SÃO PAULO - O Ministério Público Estadual abriu duas frentes de investigação para identificar todos os envolvidos e o alcance de um esquema de corrupção que, segundo a Polícia Federal, se infiltrou na Secretaria da Fazenda de São Paulo entre 2009 e final de 2012. Um inquérito civil, da Promotoria do Patrimônio Público e Social, vai apurar o escândalo com base na Lei de Improbidade. O outro procedimento tem caráter criminal e será conduzido pelos promotores do Gedec, grupo de recuperação de ativos, repressão a delitos contra a ordem econômica e formação de cartel.

A base da investigação é o inquérito da Operação Lava Rápido, desencadeada pela PF em novembro. Nove suspeitos foram indiciados, dos quais três empresários que encomendavam o roubo de processos fiscais e autos de infração de pessoas jurídicas.

Quatro servidoras da Fazenda foram enquadradas: Cleiresmar Machado, Maria Rodrigues dos Anjos, Silvania Felippe e Denise Alves dos Santos - as duas primeiras já foram exoneradas. A Fazenda foi decisiva para o êxito da investigação. Desde o início está colaborando com a PF.
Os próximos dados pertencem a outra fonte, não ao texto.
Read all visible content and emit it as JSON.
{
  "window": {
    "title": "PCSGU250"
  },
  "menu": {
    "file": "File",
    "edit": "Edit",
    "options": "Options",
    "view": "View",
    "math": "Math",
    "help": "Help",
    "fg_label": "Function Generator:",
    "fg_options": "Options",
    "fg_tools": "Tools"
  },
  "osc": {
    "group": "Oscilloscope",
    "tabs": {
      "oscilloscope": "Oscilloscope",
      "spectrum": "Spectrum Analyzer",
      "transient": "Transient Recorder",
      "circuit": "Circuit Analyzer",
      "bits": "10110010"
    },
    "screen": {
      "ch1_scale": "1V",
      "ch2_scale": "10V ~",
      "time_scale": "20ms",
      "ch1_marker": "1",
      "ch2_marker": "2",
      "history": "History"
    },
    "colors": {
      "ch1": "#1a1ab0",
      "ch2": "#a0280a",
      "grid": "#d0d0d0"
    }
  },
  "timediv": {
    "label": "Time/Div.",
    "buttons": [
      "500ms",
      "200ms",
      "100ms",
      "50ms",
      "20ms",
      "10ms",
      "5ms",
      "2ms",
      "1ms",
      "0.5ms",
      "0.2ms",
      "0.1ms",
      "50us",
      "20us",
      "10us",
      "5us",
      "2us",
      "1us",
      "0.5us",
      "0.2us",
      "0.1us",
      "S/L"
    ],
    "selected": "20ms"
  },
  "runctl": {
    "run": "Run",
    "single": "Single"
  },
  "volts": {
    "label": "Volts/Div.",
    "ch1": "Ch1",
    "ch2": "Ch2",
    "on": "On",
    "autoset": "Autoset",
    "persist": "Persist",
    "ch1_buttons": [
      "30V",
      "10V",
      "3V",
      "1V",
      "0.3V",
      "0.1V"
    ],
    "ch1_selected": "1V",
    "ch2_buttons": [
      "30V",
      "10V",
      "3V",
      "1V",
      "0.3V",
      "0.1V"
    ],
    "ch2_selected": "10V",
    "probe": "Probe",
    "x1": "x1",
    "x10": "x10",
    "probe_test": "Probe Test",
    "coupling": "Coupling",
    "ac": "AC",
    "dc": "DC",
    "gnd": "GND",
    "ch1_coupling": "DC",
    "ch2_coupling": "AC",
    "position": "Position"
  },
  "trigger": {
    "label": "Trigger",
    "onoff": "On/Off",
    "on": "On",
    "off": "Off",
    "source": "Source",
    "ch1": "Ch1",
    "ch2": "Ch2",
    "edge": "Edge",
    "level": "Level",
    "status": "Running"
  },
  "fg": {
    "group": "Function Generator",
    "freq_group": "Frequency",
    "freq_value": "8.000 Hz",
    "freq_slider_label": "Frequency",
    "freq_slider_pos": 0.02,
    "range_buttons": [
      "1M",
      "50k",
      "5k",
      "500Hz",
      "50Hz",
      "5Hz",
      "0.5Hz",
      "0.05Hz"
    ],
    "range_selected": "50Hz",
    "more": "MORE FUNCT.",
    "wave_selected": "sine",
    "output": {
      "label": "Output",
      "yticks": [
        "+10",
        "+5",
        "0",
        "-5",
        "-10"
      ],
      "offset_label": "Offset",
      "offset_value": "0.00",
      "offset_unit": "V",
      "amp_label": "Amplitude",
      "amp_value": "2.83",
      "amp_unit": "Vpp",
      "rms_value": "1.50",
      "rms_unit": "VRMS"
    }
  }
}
As servidoras tinham a incumbência de sumir com a documentação em troca de propinas em espécie. Chegavam a receber até R$ 40 mil por encomenda atendida. À PF, elas citaram em depoimento suposta omissão de juízes do Tribunal de Impostos e Taxas - alguns dos quais as contemplavam com "agrados" em dinheiro -, que não teriam tomado nenhuma providência ao serem alertados sobre a subtração de documentos fiscais.

Os juízes que compõem o quadro do TIT podem ser representantes da Fazenda ou dos contribuintes. Juízes servidores públicos são indicados pela Fazenda e pela Procuradoria-Geral do Estado. Os que representam contribuintes são indicados por entidades de diversos setores envolvidos com a tributação estadual.

Bloqueio. As duas investigações do Ministério Público miram todo o raio de ação e relacionamentos das servidoras. A Promotoria do Patrimônio poderá requerer o bloqueio de bens dos suspeitos. "Os fatos apontados são gravíssimos", avalia inicialmente o promotor Saad Mazloum, especialista em ações contra a improbidade. Os promotores do Gedec poderão pedir a quebra de sigilo bancário e fiscal para rastrear o percurso de valores ilícitos.

Os empresários sob investigação - Antônio Honorato Bérgamo, Antonio Carlos Balbi e Wagner Renato Oliveira - já foram denunciados pela Procuradoria da República e são réus em ação penal aberta pelo juiz Márcio Ferro Catapani, da 2.ª Vara Criminal Federal. A denúncia foi feita pela procuradora Karen Louise Kahn. Na avaliação da procuradora, as provas reunidas pela PF revelam que os acusados "operavam um verdadeiro nascedouro de empresas de fachada".

Karen pede a condenação dos empresários por crimes contra o sistema financeiro, lavagem de dinheiro, sonegação fiscal, evasão de divisas e falsidade ideológica. O grupo, que se utilizou até de uma igreja de fachada e mais de 100 empresas fantasmas, movimentou montante superior a R$ 500 milhões.

Em relação à prática dos crimes de subtração de procedimentos fiscais da Secretaria da Fazenda, o Ministério Público Estadual ingressou no caso a partir do compartilhamento de provas da Lava Rápido.